In this digital age, it’s become more and more crucial for a business to be data-driven, but what does that exactly mean?
These days, it’s common practice for many companies to collect data. More often than not, however, they don’t know how to harness their potential. According to recent research, up to 55% of collected data by companies is left unanalyzed. That’s certainly unfortunate, considering the powerful insights you can glean from the analysis of such data.
Once businesses learn how to make use of data, they can be more confident in making decisions as they are assured of getting successful results since they’re basing their actions on actual data.
But what is business data analysis, and why is it important for companies?
Defining Data Analysis
Simply put, it is the process of collecting data for the purpose of organizing & analyzing it so one can draw helpful conclusions from it. Both logical and analytical reasoning is used to get information and insights from the data, which companies can then use to make informed decisions.
Data analytics is applied in many fields, such as market & product research, customer reviews, positioning, sentiment analysis, and any other fields in which data exists.

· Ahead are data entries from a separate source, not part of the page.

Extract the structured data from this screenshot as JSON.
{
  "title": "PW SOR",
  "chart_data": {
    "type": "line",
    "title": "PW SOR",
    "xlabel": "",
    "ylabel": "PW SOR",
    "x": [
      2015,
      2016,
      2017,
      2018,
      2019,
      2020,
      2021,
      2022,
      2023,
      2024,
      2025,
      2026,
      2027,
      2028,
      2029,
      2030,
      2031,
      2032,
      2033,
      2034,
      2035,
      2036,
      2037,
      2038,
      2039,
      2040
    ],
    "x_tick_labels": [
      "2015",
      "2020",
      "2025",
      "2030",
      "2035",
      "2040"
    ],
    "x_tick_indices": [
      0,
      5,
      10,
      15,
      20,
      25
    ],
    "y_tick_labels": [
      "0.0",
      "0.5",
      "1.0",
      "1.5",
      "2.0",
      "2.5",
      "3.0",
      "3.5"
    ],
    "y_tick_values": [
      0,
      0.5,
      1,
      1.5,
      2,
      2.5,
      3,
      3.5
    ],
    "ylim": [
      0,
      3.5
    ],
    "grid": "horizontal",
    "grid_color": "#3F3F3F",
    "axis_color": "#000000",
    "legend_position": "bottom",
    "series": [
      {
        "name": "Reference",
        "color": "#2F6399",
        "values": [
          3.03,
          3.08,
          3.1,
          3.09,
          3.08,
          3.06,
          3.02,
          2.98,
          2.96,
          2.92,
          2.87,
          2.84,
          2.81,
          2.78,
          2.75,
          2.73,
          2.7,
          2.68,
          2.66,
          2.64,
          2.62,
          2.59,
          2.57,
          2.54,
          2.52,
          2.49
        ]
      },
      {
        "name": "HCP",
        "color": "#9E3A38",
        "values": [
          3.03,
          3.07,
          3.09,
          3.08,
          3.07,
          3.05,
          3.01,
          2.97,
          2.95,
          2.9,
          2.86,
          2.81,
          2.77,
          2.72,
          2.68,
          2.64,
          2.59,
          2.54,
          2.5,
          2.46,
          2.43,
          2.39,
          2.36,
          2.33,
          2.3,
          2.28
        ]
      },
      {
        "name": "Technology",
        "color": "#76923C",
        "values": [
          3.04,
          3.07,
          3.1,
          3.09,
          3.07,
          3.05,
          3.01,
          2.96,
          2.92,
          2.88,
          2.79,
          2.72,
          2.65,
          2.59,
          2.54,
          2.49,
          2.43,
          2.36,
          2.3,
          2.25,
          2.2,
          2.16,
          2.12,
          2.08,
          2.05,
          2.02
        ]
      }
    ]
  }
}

Examples of Data Analytics
If you’re not already familiar with the abstract idea of data analytics, you might find it hard to grasp its concept. Here then are some common examples that can further illustrate what it’s about.
- Descriptive Analysis – This type reviews past data and then simply describes what happened. This is used when a company wants to track revenue, Key Performance Indicators (KPIs), sales leads, and more.
- Diagnostic Analysis – This aims to figure out the cause or reason behind what happened and is usually the next step after descriptive analysis. This kind of analysis comes in handy when businesses want to figure out which marketing efforts were most effective in increasing sales leads.
- Predictive Analysis – This type predicts what is going to happen in the future. It identifies trends based on past data and then uses those to create forecasts relevant to the business and the industry. It can be applied to issues such as qualifying leads, sales forecasting, and risk assessment.
- Prescriptive Analysis – This is the most complex type from among the four examples as it combines the information gathered from the previous three types and uses them to create a decisive plan of action. This is the level in which businesses make data-driven choices that can affect the future of their organizations.
Why Data Analysis Matters
Ultimately, data analytics is more than just presenting numbers and figures. It involves a thorough & detailed approach to recording, organizing, analyzing, and presenting data in a clear & concise manner so that business owners & executives can make informed decisions for their organizations on important issues such as customer trends, behavior predictions, increasing profitability, and more.
Once you adopt data analysis techniques in your business, you’ll be better equipped to identify the causes behind particular events and understand your company’s objectives and future direction. Most of all, you will gain technical & practical insights about how your business works.